There is also a slow shift in ownership of resources (such as rainforest patches in Brazil) that may have a huge potential effect on exports to the western world.
How Can Global Companies Best Respond to Geopolitical Risks?
It’s a good idea to break geopolitical risk management into several parts before you make investment decisions or attempt mitigation of the outfall from a geopolitical event that impacts your business. McKinsey & Company outlines a great approach:
If a geopolitical event has already impacted your business, start by determining:
- How did we get here?
- Where are we now and what do we know?
- Where are we headed?
- And what can we do about it?
Then break the company response into three different kind of actions:
Short-term. Invest in strategy and different materials so you can complete your business goals and meet deliverables and cut your financial loss.
Mid-term. Should any business operations be changed? Any cybersecurity issues that can be strengthened?

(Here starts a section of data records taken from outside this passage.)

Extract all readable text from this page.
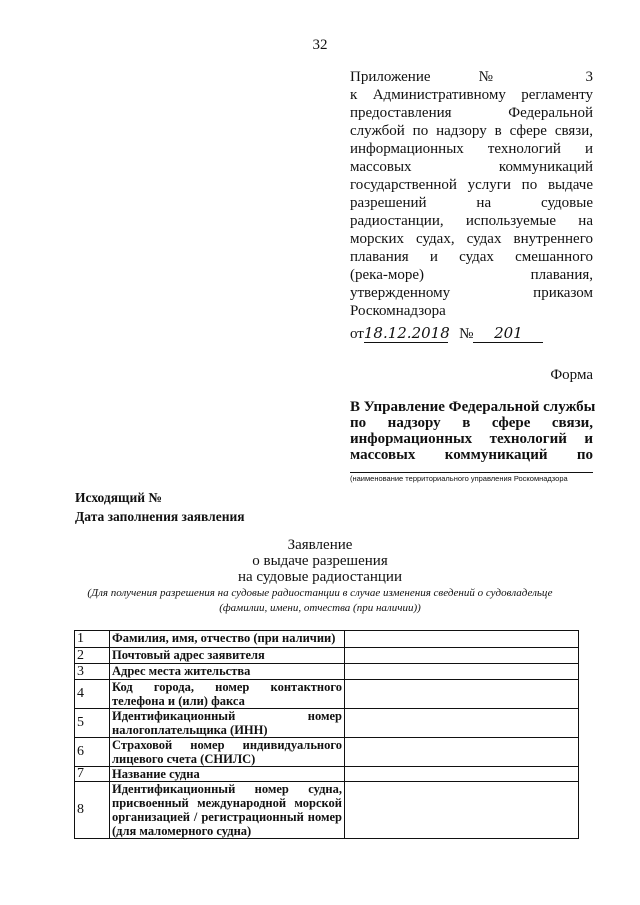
32
Приложение № 3
к Административному регламенту
предоставления Федеральной
службой по надзору в сфере связи,
информационных технологий и
массовых коммуникаций
государственной услуги по выдаче
разрешений на судовые
радиостанции, используемые на
морских судах, судах внутреннего
плавания и судах смешанного
(река-море) плавания,
утвержденному приказом
Роскомнадзора
от18.12.2018 № 201
Форма
В Управление Федеральной службы
по надзору в сфере связи,
информационных технологий и
массовых коммуникаций по
(наименование территориального управления Роскомнадзора
Исходящий №
Дата заполнения заявления
Заявление
о выдаче разрешения
на судовые радиостанции
(Для получения разрешения на судовые радиостанции в случае изменения сведений о судовладельце
(фамилии, имени, отчества (при наличии))
1	Фамилия, имя, отчество (при наличии)	
2	Почтовый адрес заявителя	
3	Адрес места жительства	
4	Код города, номер контактного телефона и (или) факса	
5	Идентификационный номер налогоплательщика (ИНН)	
6	Страховой номер индивидуального лицевого счета (СНИЛС)	
7	Название судна	
8	Идентификационный номер судна, присвоенный международной морской организацией / регистрационный номер (для маломерного судна)	
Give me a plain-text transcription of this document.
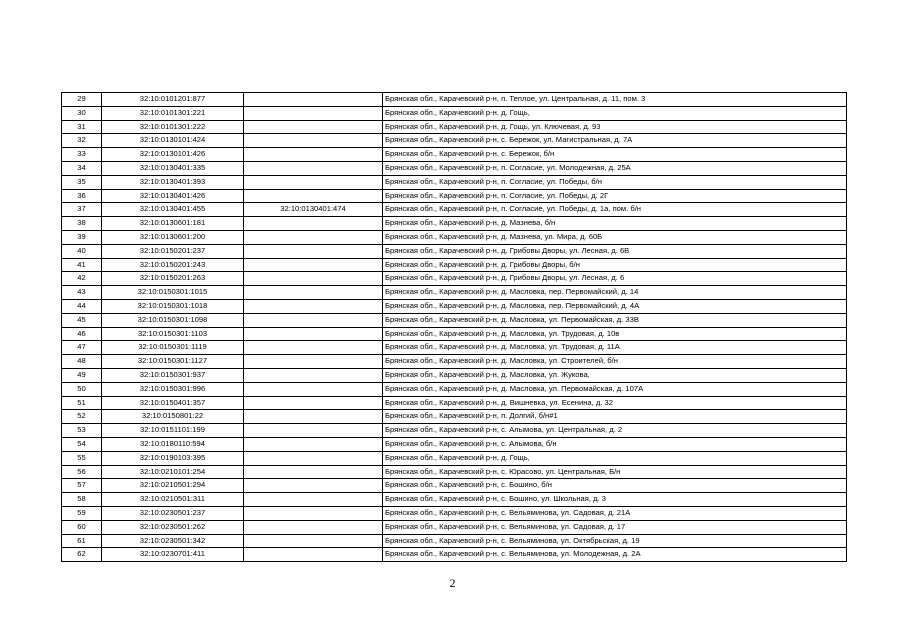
29	32:10:0101201:877		Брянская обл., Карачевский р-н, п. Теплое, ул. Центральная, д. 11, пом. 3
30	32:10:0101301:221		Брянская обл., Карачевский р-н, д. Гощь,
31	32:10:0101301:222		Брянская обл., Карачевский р-н, д. Гощь, ул. Ключевая, д. 93
32	32:10:0130101:424		Брянская обл., Карачевский р-н, с. Бережок, ул. Магистральная, д. 7А
33	32:10:0130101:426		Брянская обл., Карачевский р-н, с. Бережок, б/н
34	32:10:0130401:335		Брянская обл., Карачевский р-н, п. Согласие, ул. Молодежная, д. 25А
35	32:10:0130401:393		Брянская обл., Карачевский р-н, п. Согласие, ул. Победы, б/н
36	32:10:0130401:426		Брянская обл., Карачевский р-н, п. Согласие, ул. Победы, д. 2Г
37	32:10:0130401:455	32:10:0130401:474	Брянская обл., Карачевский р-н, п. Согласие, ул. Победы, д. 1а, пом. б/н
38	32:10:0130601:181		Брянская обл., Карачевский р-н, д. Мазнева, б/н
39	32:10:0130601:200		Брянская обл., Карачевский р-н, д. Мазнева, ул. Мира, д. 60Б
40	32:10:0150201:237		Брянская обл., Карачевский р-н, д. Грибовы Дворы, ул. Лесная, д. 6В
41	32:10:0150201:243		Брянская обл., Карачевский р-н, д. Грибовы Дворы, б/н
42	32:10:0150201:263		Брянская обл., Карачевский р-н, д. Грибовы Дворы, ул. Лесная, д. 6
43	32:10:0150301:1015		Брянская обл., Карачевский р-н, д. Масловка, пер. Первомайский, д. 14
44	32:10:0150301:1018		Брянская обл., Карачевский р-н, д. Масловка, пер. Первомайский, д. 4А
45	32:10:0150301:1098		Брянская обл., Карачевский р-н, д. Масловка, ул. Первомайская, д. 33В
46	32:10:0150301:1103		Брянская обл., Карачевский р-н, д. Масловка, ул. Трудовая, д. 10в
47	32:10:0150301:1119		Брянская обл., Карачевский р-н, д. Масловка, ул. Трудовая, д. 11А
48	32:10:0150301:1127		Брянская обл., Карачевский р-н, д. Масловка, ул. Строителей, б/н
49	32:10:0150301:937		Брянская обл., Карачевский р-н, д. Масловка, ул. Жукова,
50	32:10:0150301:996		Брянская обл., Карачевский р-н, д. Масловка, ул. Первомайская, д. 107А
51	32:10:0150401:357		Брянская обл., Карачевский р-н, д. Вишневка, ул. Есенина, д. 32
52	32:10:0150801:22		Брянская обл., Карачевский р-н, п. Долгий, б/н#1
53	32:10:0151101:199		Брянская обл., Карачевский р-н, с. Алымова, ул. Центральная, д. 2
54	32:10:0180110:594		Брянская обл., Карачевский р-н, с. Алымова, б/н
55	32:10:0190103:395		Брянская обл., Карачевский р-н, д. Гощь,
56	32:10:0210101:254		Брянская обл., Карачевский р-н, с. Юрасово, ул. Центральная, Б/н
57	32:10:0210501:294		Брянская обл., Карачевский р-н, с. Бошино, б/н
58	32:10:0210501:311		Брянская обл., Карачевский р-н, с. Бошино, ул. Школьная, д. 3
59	32:10:0230501:237		Брянская обл., Карачевский р-н, с. Вельяминова, ул. Садовая, д. 21А
60	32:10:0230501:262		Брянская обл., Карачевский р-н, с. Вельяминова, ул. Садовая, д. 17
61	32:10:0230501:342		Брянская обл., Карачевский р-н, с. Вельяминова, ул. Октябрьская, д. 19
62	32:10:0230701:411		Брянская обл., Карачевский р-н, с. Вельяминова, ул. Молодежная, д. 2А
2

Look for case studies from other businesses and study their methodology.
Long-term. Compile key takeaways from your research and involve all stakeholders in future decision-making processes, to be as certain as possible that any long-term changes are solid and well-researched.
Let this research guide your future geopolitical risk analysis and establish solid long-term planning systems that take geopolitical events into consideration.
Carefully consider your corporate narrative. Assure that you make ethical business decisions. For example, perhaps now is a good time to stop using parts manufactured in a country with many human rights issues.